Désormais, pour monter en puissance sur ses quatre marques de soin et de beauté, le groupe entend se donner les moyens: il prévoit d’investir 100 millions d’euros sur quatre ans, soit une hausse de 50% de ses budgets alloués aux investissements. «Avec ce plan d’investissement, nous voulons relancer massivement notre chiffre d’affaires en investissant dans nos marques phares que sont Yves Rocher et Sabon. C’est la priorité et nous verrons ensuite pour investir dans les autres marques», explique le directeur général.
Outre les rénovations de magasins et l’ouverture de nouvelles boutiques, l’investissement dans la recherche et le développement et les moyens alloués à la communication sur ses marques, Groupe Rocher a l’ambition de renforcer sa présence en Asie. Et pour cause. «L’Asie représente 40% du marché mondial de la cosmétique. La croissance y est donc très forte mais nous avons raté le train. Nous avons commencé à inverser la tendance et nous souhaitons accélérer nos implantations là-bas, détaille Jean-David Schwartz. Avec des objectifs chiffrés : «nous visons une croissance du chiffre d’affaires de +15% en moyenne annuelle d’ici quatre ans, contre 8% aujourd’hui». En Inde notamment, où la direction doit conclure un accord avec un partenaire local en mars prochain pour y développer Yves Rocher.

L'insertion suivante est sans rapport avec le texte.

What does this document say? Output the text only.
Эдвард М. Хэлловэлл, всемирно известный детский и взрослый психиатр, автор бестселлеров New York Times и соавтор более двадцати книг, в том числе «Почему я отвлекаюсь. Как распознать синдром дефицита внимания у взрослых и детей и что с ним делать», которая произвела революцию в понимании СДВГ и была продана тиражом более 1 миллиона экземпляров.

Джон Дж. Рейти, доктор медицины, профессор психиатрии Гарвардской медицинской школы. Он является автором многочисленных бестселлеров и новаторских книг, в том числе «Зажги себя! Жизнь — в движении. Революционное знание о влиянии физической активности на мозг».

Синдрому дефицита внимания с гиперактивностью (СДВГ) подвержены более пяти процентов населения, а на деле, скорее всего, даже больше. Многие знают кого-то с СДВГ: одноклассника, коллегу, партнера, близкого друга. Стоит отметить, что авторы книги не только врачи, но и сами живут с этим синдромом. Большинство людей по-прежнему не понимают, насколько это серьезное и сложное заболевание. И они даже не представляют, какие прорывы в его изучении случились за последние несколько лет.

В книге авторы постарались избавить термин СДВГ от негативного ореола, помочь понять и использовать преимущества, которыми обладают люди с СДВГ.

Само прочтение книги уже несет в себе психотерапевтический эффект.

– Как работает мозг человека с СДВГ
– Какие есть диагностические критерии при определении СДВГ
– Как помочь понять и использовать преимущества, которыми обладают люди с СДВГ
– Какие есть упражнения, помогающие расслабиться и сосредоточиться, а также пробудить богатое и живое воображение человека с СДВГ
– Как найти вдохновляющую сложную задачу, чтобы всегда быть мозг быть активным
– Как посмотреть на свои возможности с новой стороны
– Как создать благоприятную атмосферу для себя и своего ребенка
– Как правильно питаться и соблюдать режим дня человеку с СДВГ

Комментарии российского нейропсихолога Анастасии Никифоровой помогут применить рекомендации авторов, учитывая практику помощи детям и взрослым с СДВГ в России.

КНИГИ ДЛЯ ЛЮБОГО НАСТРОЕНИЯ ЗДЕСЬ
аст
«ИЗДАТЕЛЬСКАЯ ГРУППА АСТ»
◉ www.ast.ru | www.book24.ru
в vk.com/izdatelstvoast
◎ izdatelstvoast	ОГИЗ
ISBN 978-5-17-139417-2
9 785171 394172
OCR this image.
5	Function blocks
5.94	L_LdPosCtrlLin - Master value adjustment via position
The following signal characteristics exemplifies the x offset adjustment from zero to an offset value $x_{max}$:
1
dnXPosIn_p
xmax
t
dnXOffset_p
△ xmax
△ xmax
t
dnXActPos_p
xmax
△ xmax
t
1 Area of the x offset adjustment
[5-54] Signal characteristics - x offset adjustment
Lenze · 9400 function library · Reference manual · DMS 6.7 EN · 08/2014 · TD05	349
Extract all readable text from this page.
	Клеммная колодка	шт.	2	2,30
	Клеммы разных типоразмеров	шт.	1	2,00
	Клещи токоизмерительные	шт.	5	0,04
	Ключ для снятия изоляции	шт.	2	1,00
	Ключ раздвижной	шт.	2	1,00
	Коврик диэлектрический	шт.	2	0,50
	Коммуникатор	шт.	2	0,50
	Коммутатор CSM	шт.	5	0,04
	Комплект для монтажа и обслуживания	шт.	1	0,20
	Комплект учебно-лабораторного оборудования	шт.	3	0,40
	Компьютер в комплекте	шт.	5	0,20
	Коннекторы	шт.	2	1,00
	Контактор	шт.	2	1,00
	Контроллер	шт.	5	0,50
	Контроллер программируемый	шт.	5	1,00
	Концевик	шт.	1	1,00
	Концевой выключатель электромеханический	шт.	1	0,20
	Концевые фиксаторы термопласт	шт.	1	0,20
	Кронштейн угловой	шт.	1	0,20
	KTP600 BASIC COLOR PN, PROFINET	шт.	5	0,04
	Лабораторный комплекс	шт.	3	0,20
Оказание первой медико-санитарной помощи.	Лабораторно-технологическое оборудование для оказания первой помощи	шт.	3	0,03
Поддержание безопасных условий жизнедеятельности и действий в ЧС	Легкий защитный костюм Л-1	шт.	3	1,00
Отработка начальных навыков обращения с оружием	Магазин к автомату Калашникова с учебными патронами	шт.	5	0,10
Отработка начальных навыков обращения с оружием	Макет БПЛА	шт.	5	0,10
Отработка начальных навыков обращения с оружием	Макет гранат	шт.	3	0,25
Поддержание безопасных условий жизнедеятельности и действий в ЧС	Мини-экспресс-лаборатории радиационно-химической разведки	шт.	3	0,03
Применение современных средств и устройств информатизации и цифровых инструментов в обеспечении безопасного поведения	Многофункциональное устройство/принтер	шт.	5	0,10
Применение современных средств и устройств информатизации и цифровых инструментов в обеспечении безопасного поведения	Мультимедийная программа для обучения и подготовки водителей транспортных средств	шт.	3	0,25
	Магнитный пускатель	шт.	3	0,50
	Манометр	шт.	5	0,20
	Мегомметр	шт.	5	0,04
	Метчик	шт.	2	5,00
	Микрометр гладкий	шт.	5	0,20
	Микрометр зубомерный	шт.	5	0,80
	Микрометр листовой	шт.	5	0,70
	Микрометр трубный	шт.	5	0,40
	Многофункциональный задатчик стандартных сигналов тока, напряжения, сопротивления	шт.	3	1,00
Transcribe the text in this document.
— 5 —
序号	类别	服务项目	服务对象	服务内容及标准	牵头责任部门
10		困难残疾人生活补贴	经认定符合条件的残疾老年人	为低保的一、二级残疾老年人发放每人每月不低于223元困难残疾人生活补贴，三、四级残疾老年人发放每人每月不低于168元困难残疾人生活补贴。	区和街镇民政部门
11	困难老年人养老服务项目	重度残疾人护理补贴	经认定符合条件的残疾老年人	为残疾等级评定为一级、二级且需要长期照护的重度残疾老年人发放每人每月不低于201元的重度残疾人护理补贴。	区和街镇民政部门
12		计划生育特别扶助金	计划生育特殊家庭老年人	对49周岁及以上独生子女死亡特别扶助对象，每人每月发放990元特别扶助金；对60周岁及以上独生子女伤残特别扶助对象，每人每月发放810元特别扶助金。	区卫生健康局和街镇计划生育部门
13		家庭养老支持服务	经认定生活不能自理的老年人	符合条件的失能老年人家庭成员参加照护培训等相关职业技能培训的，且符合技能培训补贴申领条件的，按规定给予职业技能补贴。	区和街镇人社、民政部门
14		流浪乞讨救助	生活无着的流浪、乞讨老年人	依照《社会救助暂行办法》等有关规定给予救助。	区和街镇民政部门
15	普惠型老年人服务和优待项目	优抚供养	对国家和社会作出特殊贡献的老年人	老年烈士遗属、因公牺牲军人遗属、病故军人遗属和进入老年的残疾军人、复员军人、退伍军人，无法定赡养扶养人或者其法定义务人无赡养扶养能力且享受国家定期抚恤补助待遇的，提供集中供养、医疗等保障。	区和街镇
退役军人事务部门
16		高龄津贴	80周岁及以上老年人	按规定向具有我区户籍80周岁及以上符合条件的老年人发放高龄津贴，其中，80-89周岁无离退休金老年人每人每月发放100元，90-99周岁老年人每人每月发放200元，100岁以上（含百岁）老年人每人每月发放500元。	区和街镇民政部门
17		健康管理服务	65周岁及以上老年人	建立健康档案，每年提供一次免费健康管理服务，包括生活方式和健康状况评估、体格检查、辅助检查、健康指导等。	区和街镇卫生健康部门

La présence de l’enseigne en Russie reste toutefois une épine dans le pied, alors que nombre d’entreprises françaises ont décidé de quitter le pays depuis le lancement de l’offensive russe en Ukraine en février 2022. Le sujet est délicat. Le groupe assure y rester en soutien aux équipes sur place. Avec quelque 400 magasins installés dans le pays qui opèrent sous franchise (sauf une vingtaine), «la filiale agit de façon totalement autonome», indique le directeur général. Et d’insister sur l’implication du groupe en Ukraine: «on continue à soutenir les équipes avec des programmes divers. En 2024, la croissance des ventes d’Yves Rocher a progressé de 6,4%.»